Lifestyle: exercise is extremely important and supports certain aspects of the methylation cycle.
It is best to use methylation supplements under guidance and supervision.
- Methyl folate (5MTHF) and folinic acid – the most important methylation support supplement. Cerebral folate deficiency, which presents with autism and seizures responds well to high doses of folate supplementation.
- Vit B6 – is a very important co-factor in the methylation cycle and often needs supplementation.
- DMG and TMG – Dimethylglycine (DMG) and trimethylglycine (TMG) are essential for donating methyl groups to the methylation cycle, optimising what is a crucial process in boosting and sustaining neurological health.

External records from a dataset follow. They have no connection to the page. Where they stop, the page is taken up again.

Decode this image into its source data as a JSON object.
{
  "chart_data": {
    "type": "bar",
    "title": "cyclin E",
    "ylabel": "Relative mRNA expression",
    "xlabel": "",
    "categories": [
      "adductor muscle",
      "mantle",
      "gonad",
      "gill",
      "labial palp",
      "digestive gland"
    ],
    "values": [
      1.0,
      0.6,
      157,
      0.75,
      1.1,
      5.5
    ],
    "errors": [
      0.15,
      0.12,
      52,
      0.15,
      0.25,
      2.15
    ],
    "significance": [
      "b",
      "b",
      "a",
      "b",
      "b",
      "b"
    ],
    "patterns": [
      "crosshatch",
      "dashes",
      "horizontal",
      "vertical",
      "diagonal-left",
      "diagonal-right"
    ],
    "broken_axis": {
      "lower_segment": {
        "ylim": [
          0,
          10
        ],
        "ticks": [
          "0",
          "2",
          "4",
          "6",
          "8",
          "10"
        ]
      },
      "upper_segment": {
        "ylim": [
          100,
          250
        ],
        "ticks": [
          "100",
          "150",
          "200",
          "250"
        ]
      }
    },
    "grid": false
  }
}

- SAMe – is a receiver of methyl donors and delivers methyl to 200 pathways in the body, including those required to produce carnitine, creatine and phosphotidylcholine. Carnitine is necessary for delivery of Omega 3 & 6 fatty acids which have been shown to positively support language, as well as social and cognitive development. Phosphatidylcholine plays a role in cell membrane health and repair, a function which improves both sensory and motor planning problems in children with autism or ADHD, or sensory integration disorder.
- Other B-vitamins – also play a role in supporting the methylation cycle.
- Methyl B12 – Research has shown that mB12 supports methylation and the production of glutathione. When regularly injected, over 90% of children respond positively. However, poor response may be related to heavy metals, the wrong diet, or a low level of viral infection.
- Magnesium – is a further co-factor in the methylation process.
Testing one’s methylation capacity
- One of the most accessible markers of methylation is homocysteine, which can be tested on a blood sample.
- Certain markers on the Organic acid urine test also reflect methylation efficacy.
- The genetic SNPs for methylation can be tested by doing a cheek swab, although other supporting information and further genomic testing completes the picture more accurately.